I was really torn about whether to write this or not- until I recently met with a great friend and we were talking about how no one ever shares the photos or stories that go on ‘behind the scenes’. You know- the hour long tantrums, the silent treatment, the failed parenting moments- along with the anxiety, the rage- even the 746 pictures it took to get ONE where everyone is looking (or more importantly not screaming). We are so focused on appearing like we have our shit together, that we are adding to this image of ‘perfect parenting’ and well, let me assure you- I most definitely am not. Let this be my forewarning for family & friends- this year’s Christmas letter will include less fake smiles and undoubtedly more cuss words. So what I am about to share is as raw, honest and vulnerable as I can get.
December 28, 2016- that is a day I will never forget. That is the day that I nearly lost a bit of my soul, and should circumstances have been slightly different, I would have lost my son as well. We’ve all done a lot of things as human beings that we wish nothing more than to forget, accept and move on. And I like to think that one day I’ll accept and move on- but not today nor will it be tomorrow.
Our carelessness and need to constantly be rushing through every moment of life resulted in striking and pinning my sweet little angel between a vehicle and a ski-doo. I will never forget that terrifying moment I looked over to see his helpless body caught between steel, and both of us paralyzed in fear. I recall watching my husband’s super strength as he pulled off the machine and together, the two of us stripping him down in sub-zero temperatures to identify any broken bones and injuries. As a parent, we hurt when our babies are hurting, and let me assure you on this one- you’re breaking inside when YOU are the reason they’re hurting.
After initial assessment, imaging and testing at our hospital- it was determined that my little guy’s injuries warranted deeper observation and treatment from a paediatric team. I was at home trying to keep myself calm, while knowing that my child was hurting and I wasn’t right there beside him reassuring him it was going to be okay (I had to stay home with our other son). When my husband called to inform me of their decision to not only transfer him to the Stollery Children’s hospital- but air lift him via STARS for the matter of urgency, I needed to see my boy and I set off.
As I pulled into the parkade at the University hospital, I could hear the chopper still on the pad. I ran nearly half way around the building to the emergency entrance and it took me three attempts to say who I was and why I was there- basically, I crumbled. Security lead me to a room where I could watch them come by- someway, somehow I beat them into emergency, and he wasn’t going to be alone in a strange place after-all. During transport, I had received a few text updates from the STARS team letting me know his status, which I will be forever greatful for. As it was, they came right past where I was waiting and with waves of emotion, I was able to see my little boy for the first time since the accident.
Immediately we went straight into a trauma room and was overwhelmed by Doctors, Surgeons, specialists, introductions and questions. He was screaming out and my Momma strength was wavering. I vaguely remember overhearing a Doctor (one of the many whose name will forever be lost) indicate to bring in a social worker. Fortunately, I was able to pull myself together when we realized that his cries of discomfort were due to his folly and not his internal organs. While still disheartening, this was a tremendous relief.
Everyone was so kind to us, and I truly felt that we didn’t deserve to be treated so well as we were the reason he was there. Doctors brought him a book and added to the array of stickers and bandages on his abdomen. The STARS crew shared photos that they had taken during his flight for us to have and cherish- they had even given him a teddy bear for comfort on the ride to keep. In miraculous time, my husband appeared and together, the relief we had once we were told that no immediate surgery was needed was truly grounding. We were going to be there for a few days purely for observation and with the nature of his injuries, the hospital’s ability to quickly react should his body need some immediate intervention.

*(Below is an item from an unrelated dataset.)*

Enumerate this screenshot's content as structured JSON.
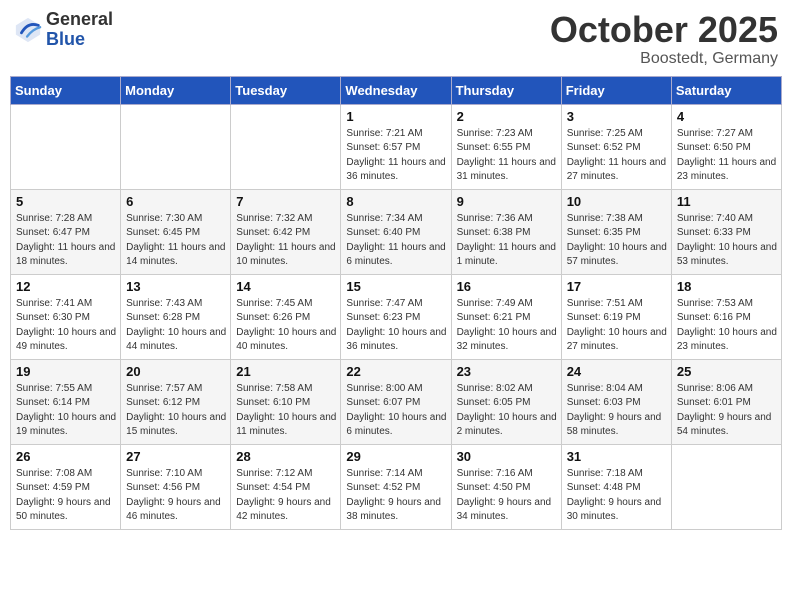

The three of us spent the next few days building Lego, cruising the halls in our wheelchair hoping to catch a Pokemon and encouraging our little guy to heal and strengthen. We’ve had a few stays now at the Stollery Children’s Hospital and each time I am so gracious for the care provided- not only for the first class medical care, but also the mental well-being of the children staying there. We truly are so honoured to have such a facility that is dedicated to improving the lives of children.
STARS has always been an organization that we’ve held dear and supported over the years. (Let me assure you there are no shortages of ‘helicopter bandaids’ in this house). They were there for my husband many years ago with his accident, and today we continue to hold our gratitude for their passionate care with our son. Not that we live in any kind of a bubble, but you never really think a situation is going to happen to you- until it does. And once it does, you re-evaluate what is truly important.